I saw a sign that I was offended by the other day.  I’ve seen these types of signs or flyers before.  It read, “If you aren’t helping to stop domestic violence, you are supporting it.”  Really? I feel strongly about domestic violence.  I have loved ones who at one time or another in their lives were violently abused: physically, mentally, and emotionally, by either a husband or father. However, you won’t see me tangibly supporting the cause to end domestic violence.  My time, energy, and finances are limited.  I simply do not have the available resources.  However, I am passionate about it, and it makes me a little angry that someone (whether I know them or not) would say that I support abuse in a home.

There are many causes I am passionate about because of things I have experienced in my life.  I have great concern for the care of the elderly, especially those who have no family members to visit them regularly.  However, I have yet to go with a group to sing or do crafts at nursing homes.  I have thought about it, but never made it.

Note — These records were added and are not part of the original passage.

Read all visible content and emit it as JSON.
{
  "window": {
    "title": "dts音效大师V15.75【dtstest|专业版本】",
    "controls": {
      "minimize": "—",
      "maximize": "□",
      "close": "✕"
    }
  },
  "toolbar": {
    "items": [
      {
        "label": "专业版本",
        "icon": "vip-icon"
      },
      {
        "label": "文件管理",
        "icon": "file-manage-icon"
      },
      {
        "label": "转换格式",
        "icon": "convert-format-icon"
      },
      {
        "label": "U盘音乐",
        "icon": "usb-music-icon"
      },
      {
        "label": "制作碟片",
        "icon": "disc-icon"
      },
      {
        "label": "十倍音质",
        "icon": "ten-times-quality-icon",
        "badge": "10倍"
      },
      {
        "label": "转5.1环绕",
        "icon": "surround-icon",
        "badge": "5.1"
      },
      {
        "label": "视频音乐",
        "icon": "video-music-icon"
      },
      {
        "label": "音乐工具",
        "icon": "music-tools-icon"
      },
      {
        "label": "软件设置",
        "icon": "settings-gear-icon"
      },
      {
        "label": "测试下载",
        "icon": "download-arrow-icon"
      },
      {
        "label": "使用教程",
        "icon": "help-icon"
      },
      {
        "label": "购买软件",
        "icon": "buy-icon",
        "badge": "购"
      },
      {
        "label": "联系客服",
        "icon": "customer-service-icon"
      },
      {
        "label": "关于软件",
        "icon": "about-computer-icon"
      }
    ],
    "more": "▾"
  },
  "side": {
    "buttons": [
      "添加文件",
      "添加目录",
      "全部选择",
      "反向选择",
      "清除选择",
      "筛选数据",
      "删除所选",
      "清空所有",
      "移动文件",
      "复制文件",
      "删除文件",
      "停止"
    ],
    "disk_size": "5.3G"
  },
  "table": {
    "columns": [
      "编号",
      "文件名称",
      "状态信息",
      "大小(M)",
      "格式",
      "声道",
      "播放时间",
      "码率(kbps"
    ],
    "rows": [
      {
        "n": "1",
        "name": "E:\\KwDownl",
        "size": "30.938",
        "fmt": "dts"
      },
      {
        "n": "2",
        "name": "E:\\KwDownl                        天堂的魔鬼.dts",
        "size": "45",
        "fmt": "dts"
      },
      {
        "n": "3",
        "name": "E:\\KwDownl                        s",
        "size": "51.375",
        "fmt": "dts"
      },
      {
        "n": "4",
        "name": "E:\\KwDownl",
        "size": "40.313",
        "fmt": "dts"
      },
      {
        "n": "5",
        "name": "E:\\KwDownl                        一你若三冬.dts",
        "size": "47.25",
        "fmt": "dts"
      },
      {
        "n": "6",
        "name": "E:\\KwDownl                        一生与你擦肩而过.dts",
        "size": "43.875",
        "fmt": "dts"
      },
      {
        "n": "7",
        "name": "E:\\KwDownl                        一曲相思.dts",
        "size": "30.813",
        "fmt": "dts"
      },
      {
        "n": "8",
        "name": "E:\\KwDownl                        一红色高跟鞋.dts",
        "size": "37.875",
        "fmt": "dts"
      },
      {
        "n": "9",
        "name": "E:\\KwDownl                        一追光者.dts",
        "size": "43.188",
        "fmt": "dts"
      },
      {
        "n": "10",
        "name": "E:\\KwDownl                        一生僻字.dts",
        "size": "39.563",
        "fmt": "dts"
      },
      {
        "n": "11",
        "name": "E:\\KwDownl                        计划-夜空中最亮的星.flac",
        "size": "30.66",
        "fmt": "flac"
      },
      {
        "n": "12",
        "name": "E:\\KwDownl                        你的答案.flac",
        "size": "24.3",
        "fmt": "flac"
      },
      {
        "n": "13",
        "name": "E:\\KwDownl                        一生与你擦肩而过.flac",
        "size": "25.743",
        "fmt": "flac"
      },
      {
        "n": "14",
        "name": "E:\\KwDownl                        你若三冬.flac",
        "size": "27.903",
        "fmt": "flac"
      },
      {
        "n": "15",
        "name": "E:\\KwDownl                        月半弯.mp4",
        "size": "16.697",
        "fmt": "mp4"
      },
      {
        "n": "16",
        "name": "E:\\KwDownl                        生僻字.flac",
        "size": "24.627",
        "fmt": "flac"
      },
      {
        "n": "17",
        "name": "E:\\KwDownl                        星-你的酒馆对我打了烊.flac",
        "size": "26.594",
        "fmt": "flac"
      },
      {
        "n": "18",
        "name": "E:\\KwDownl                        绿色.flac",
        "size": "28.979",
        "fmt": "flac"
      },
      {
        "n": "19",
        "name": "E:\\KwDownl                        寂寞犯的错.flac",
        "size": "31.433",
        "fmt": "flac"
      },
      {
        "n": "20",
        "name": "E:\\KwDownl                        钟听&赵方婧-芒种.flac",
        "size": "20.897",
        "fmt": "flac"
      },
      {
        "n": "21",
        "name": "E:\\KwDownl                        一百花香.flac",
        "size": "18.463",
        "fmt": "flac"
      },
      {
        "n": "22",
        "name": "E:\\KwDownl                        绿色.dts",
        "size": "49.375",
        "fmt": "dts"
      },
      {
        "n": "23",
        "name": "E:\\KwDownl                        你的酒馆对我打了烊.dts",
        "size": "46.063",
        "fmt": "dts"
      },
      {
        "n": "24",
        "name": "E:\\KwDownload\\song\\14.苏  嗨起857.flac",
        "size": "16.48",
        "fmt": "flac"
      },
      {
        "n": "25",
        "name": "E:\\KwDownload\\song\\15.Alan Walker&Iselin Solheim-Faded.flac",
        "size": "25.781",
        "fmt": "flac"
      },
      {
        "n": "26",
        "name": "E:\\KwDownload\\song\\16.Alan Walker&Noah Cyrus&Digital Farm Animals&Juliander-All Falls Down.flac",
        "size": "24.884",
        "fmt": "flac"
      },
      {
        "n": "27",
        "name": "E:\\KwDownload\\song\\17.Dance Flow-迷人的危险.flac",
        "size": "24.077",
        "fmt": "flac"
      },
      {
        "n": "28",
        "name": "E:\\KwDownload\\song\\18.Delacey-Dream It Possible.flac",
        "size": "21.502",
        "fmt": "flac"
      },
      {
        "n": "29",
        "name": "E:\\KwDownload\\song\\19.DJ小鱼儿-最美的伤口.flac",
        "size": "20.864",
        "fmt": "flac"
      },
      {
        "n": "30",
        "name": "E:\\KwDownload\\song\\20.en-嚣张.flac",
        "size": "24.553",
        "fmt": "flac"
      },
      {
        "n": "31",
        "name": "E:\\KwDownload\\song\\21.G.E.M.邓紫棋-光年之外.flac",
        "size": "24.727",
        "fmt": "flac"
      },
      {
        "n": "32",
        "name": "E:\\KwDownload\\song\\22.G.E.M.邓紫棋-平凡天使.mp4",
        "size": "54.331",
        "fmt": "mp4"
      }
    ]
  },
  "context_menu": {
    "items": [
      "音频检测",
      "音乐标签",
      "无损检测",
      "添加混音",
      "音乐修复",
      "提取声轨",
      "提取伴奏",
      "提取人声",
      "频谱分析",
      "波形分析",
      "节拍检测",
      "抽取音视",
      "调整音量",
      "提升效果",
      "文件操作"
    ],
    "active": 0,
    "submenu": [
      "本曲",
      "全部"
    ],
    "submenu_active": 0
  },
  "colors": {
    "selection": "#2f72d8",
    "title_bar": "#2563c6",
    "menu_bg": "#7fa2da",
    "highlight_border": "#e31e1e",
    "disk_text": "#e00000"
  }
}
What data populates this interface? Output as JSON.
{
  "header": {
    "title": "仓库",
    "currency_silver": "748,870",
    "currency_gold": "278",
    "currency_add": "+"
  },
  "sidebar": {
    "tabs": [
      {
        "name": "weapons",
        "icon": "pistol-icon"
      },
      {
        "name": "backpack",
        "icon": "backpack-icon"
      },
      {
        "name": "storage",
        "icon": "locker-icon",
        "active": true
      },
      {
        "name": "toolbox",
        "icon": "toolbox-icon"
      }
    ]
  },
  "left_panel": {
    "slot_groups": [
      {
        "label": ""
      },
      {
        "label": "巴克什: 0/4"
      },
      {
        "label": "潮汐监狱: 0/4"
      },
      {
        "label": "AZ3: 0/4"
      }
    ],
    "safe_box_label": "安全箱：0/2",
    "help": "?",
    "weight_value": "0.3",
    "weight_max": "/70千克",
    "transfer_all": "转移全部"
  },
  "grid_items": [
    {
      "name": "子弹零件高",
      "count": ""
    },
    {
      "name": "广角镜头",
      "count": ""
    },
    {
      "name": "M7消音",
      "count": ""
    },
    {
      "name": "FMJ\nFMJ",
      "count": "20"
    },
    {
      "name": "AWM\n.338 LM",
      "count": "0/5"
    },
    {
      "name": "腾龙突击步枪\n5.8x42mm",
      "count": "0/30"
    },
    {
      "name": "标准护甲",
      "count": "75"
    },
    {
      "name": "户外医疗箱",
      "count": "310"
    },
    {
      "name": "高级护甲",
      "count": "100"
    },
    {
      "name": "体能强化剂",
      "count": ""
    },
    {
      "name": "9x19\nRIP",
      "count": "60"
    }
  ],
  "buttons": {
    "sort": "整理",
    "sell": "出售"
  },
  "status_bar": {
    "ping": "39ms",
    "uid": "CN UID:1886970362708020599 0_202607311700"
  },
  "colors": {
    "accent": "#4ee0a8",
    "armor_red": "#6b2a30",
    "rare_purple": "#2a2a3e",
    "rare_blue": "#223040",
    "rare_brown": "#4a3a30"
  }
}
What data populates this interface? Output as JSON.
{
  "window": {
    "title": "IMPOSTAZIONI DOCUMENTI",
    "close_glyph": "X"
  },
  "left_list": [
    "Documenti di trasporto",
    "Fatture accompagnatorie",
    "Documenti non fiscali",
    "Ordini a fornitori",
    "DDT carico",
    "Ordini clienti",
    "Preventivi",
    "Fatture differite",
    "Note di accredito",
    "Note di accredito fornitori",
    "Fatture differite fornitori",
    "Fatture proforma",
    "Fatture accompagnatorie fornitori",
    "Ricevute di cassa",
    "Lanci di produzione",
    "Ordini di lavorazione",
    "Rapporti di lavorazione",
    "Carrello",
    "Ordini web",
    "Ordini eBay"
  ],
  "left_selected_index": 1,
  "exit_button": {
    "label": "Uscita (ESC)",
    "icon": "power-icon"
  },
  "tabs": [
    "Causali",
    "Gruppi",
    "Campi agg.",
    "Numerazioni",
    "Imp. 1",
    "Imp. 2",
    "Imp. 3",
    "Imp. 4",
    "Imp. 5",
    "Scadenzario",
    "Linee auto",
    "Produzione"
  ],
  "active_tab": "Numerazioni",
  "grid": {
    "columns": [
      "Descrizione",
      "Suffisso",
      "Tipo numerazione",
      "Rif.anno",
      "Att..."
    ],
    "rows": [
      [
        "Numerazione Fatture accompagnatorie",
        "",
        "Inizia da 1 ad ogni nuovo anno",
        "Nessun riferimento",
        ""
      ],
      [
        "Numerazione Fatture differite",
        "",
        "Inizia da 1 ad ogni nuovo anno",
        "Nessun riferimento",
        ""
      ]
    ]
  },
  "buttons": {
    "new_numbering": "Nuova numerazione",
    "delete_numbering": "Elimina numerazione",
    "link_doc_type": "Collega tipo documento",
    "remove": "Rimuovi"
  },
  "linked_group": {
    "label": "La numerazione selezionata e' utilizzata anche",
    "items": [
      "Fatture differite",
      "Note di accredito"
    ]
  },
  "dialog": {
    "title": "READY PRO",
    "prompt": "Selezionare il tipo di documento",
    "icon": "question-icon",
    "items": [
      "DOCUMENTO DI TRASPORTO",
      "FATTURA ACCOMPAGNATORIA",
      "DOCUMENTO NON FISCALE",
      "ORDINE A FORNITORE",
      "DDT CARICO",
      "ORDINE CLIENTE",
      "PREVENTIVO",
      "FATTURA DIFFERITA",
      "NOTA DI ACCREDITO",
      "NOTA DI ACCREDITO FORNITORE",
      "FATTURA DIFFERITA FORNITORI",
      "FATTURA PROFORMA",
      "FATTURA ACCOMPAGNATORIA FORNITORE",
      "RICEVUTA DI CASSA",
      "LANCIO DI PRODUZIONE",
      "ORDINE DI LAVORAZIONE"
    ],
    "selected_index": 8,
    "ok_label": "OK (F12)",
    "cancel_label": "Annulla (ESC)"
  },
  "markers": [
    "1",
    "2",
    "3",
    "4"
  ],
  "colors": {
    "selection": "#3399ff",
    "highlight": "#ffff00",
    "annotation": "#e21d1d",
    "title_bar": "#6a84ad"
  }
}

Does that mean I support the abuse and neglect of the elderly too?

I have great empathy for many different groups of people in sad situations, but my plate is full, often with leftovers on it at the end of the day.  I pray for God to help me set my priorities.  “What is most important to accomplish today,” I will ask Him.  Before I commit to something I will think and pray about whether or not I can give it the attention and time it will require to do it efficiently.  Sometimes people do not respond well to this.  My resources are spread out in a lot of different areas, and it can be hard to see them all.

Unfortunately, manipulation and guilt are often used as motivation.  I understand that people feel passionately about their cause and want to do whatever it takes to achieve the desired result.  However, does the end really justify the means?  It is very hard to feel joyful about giving of your time, talent, and money if you are guilted or manipulated into it.  If the choice you are given is that you can either contribute in some way or you are a bad person who doesn’t care about others, how is that edifying to anyone involved?  If the goal of the ministry or cause is to help others, but leaves potential “givers” feeling bad about themselves because they are perceived as selfish or uncaring because they lack the tangible and intangible resources to help out, perhaps the methods need to be reviewed.